October 29, 2021
Written by
Mark Perera

Supplier collaboration comes before supplier innovation

In order to sustain their competitive advantage, businesses are more and more focusing on the development of supplier innovation programs. However, procurement leaders should be careful. Launching into supplier innovation without first sorting out your company’s competencies in supplier collaboration will almost certainly result in the failure of your supplier innovation objectives.

Picture of multiple people doing 'hands in' to represent collaboration

There are two articles I have read over the last few weeks that have inspired me to write this post. The first is Kevin McFarthing’s Innovation Excellence post, which discusses how companies need to have a collaborative mindset and structure before attempting open innovation. The second is an article from Malcolm Wheatley in a past copy of the Procurement Leaders magazine titled “The Nature of Collaboration”.

In his article, Kevin writes the following:

So how should you approach Open Innovation if your company does not have an inherently collaborative company? The answer is – wait. The focus should be on introducing collaborative ways of working first
– Kevin McFarthing

Kevin suggests that if a company is structured so that country, regional or divisional groupings have full control and decision-making power over the resources allocated to them, this is likely to limit collaboration. Interestingly, in many companies procurement is often one of the few centrally run functions, with dotted lines into the regional or divisional leaders, thus providing a good basis for aligning collaboration across the business and with suppliers.

As one of my mentors Neil Deverill told me, “procurement are integrators”, bringing together internal and external stakeholders to help create value and in this instance drive collaboration and then innovation.

As part of this process Kevin highlights the need to tackle cultural issues such as the “not invested here” syndrome and the fear of failure, which inhibit both innovation and collaboration.

Open Innovation needs a collaborative mindset throughout each part of the company involved in the project.  So even if you can find an externally facing and collaborative group of people to implement Open Innovation, if the rest of the company remains predominantly closed, suspicious and distrustful, the Open Innovation projects will fail.  They will hit a roadblock sooner or later
– Kevin McFarthing

When we talk about collaboration it is important to address the type of collaboration that Malcolm Wheatley quotes in his article. This comes from Kieran Curran, the Group Purchasing Director of Talaris, and is described as “deliberate collaboration, rather than collaboration which is unfocused or accidental.” An important point to make is that collaboration, whether it is internally or externally focused, needs to be clearly targeted to a desired outcome.

Procurement Leaders Take on Supplier Collaboration

Malcolm discusses the topic of supplier collaboration with the good and great of the procurement world. I particularly liked some of the quotes from Rick Hughes (Former CPO at P&G) and Thibault Eissautier (CPO at Diageo).
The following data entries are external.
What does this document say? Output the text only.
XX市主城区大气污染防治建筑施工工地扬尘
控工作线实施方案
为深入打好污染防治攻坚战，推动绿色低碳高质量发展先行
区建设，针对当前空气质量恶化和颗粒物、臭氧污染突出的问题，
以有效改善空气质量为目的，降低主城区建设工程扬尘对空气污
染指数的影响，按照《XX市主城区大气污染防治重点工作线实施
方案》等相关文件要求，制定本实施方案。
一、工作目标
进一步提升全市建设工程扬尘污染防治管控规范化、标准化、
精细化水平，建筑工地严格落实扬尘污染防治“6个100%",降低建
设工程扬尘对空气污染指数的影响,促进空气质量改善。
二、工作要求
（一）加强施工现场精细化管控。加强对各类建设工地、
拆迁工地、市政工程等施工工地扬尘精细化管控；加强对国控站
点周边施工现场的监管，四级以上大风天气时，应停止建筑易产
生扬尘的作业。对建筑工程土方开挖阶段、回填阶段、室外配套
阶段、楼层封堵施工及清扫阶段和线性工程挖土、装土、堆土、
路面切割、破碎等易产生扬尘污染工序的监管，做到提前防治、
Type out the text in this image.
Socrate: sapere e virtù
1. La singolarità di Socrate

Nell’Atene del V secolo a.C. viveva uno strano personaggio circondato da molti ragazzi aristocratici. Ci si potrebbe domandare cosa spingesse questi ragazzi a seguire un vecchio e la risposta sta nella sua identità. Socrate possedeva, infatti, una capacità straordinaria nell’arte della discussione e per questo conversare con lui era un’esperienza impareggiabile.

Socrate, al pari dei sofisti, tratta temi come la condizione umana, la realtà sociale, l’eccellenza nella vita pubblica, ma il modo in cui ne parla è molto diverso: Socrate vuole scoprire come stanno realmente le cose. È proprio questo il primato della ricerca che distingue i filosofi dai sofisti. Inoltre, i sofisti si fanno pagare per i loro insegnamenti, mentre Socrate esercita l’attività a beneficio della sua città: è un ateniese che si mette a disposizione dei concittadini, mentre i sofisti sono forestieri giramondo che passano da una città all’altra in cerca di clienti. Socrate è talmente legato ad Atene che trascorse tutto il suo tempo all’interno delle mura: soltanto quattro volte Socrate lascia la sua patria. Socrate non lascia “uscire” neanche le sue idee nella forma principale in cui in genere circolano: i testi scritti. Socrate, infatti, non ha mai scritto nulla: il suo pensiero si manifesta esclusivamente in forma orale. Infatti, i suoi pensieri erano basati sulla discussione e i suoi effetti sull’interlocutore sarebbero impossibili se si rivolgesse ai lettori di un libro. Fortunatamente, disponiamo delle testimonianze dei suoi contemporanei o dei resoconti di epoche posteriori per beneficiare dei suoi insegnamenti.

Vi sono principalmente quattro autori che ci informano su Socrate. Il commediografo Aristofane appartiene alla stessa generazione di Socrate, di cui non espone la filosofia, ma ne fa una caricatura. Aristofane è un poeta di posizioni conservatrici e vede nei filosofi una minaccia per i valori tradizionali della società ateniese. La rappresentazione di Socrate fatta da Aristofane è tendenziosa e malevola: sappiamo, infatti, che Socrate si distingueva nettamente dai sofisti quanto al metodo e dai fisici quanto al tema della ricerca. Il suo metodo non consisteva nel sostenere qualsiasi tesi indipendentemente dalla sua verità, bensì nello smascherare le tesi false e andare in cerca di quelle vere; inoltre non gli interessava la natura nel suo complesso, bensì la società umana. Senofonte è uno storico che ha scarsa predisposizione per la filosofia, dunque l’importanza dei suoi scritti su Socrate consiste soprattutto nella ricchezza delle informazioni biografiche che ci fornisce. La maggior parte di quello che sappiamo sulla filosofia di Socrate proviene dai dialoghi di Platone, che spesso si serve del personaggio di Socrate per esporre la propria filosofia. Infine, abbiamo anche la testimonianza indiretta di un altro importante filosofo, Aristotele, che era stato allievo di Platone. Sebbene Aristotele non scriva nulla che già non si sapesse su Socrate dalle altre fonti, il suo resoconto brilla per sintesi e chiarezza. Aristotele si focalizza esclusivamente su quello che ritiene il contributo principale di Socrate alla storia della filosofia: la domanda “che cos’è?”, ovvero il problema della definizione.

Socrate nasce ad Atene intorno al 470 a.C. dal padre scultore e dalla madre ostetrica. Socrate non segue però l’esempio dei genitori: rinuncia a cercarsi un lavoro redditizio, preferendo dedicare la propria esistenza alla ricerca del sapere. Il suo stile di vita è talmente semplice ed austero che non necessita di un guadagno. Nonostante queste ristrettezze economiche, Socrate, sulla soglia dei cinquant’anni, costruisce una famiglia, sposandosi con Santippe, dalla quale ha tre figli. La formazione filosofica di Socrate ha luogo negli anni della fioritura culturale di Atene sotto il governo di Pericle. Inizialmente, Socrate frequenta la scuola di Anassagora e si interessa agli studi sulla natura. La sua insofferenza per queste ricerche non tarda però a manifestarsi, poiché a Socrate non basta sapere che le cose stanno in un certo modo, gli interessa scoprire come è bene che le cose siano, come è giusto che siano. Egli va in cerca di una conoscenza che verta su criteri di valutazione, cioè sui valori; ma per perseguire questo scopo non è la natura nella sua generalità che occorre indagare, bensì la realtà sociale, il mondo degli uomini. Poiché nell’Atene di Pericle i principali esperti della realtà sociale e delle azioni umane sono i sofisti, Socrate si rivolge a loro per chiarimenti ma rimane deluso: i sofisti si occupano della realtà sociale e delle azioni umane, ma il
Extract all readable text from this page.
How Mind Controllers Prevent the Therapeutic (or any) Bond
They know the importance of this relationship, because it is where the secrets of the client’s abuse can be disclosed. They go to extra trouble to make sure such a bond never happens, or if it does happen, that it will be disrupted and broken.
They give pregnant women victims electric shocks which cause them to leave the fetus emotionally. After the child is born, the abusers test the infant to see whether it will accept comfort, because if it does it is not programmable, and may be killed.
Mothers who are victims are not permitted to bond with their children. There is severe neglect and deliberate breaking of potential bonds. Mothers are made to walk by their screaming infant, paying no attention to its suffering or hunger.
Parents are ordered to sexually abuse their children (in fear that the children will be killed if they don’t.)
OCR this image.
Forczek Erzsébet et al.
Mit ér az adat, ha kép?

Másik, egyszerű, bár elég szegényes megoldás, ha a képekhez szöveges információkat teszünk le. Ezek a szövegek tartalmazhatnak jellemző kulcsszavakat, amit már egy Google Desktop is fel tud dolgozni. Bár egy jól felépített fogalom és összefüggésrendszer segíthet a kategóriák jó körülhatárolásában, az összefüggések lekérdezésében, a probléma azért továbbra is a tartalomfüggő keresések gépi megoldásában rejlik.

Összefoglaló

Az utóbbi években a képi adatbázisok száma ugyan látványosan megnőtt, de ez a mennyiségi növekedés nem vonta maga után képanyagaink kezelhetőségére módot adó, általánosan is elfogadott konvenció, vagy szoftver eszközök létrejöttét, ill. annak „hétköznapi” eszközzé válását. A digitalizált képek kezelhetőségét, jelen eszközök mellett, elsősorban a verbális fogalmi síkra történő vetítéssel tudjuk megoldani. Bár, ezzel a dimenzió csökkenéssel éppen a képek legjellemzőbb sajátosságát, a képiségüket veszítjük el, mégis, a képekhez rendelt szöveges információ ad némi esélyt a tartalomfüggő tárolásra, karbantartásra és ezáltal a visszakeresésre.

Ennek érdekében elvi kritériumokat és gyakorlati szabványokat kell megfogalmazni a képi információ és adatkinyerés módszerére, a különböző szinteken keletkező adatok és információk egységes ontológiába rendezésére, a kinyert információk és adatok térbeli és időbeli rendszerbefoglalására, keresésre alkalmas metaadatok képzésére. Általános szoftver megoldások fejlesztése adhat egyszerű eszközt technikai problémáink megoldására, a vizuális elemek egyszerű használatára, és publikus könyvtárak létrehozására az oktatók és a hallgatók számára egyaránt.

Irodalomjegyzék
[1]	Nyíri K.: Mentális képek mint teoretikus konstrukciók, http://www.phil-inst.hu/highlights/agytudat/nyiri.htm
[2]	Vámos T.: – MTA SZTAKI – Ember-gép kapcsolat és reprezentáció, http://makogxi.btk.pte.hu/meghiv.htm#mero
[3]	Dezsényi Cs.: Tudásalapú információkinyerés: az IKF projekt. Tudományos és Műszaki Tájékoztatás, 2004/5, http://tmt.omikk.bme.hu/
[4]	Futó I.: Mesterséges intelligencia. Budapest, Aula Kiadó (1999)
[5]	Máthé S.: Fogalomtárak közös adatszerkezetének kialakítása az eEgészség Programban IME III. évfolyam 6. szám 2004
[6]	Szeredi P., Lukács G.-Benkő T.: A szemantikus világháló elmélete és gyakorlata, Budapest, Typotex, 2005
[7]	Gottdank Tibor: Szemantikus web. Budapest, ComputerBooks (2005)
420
Within the FMCG space, P&G are one of the leading companies when it comes to supplier collaboration and innovation. Rick clearly knows the challenges of trying to move a company to focus on supplier collaboration:

When we started supplier collaboration, a lot of companies looked at us as if we had three heads, and worried that we were aiming to reduce their margin or to take intellectual property.
It took a lot of time to sit down with people and change their mindsets: you need to move them from a ‘win-lose’ attitude to one of ‘win-win’- but once you’ve done that there’s a huge upside potential.
Internally, there’s an education job to be done. Collaboration calls for a culture change, and it has to go beyond simply the procurement function: it has to embrace logistics, R&D and any other function that might be impacted. It’s not a process for the weak, or faint hearted – there will be resistance, and it will take time.
– Rick Hughes, CPO at P&G

While fairly new to Diageo, Thibault has a great background in working for companies that have a strong emphasis on supplier collaboration. This shows in the final quote on the goal of collaboration!

It takes two to dance. Suppliers won’t fully take part unless there’s something in it for them – and so you may as well plan for this and make it happen, and aim for two way benefits from the onset.
If one company is very process driven, and the other one isn’t, then that can result in problems. Arrogance can be a barrier. For collaboration to work, you need to identify and resolve these issues.

Lots of form filling and box-ticking, and quarterly reports and presentations just get in the way. So does an excessive number of cross functional meetings. The goal is collaboration, not writing reports about collaboration or talking about it.

– Thibault Eissautier, CPO at Diageo


Here are my takeaways:

1) Ensure your business has developed a culture and structure to support supplier collaboration, before moving onto innovation.

2) Building collaborative relationships with suppliers takes time to educate both suppliers and your own team.

3) Focus on the Win-Win from the offset.

4) Be pragmatic and focus on collaboration and do not bring in more bureaucracy.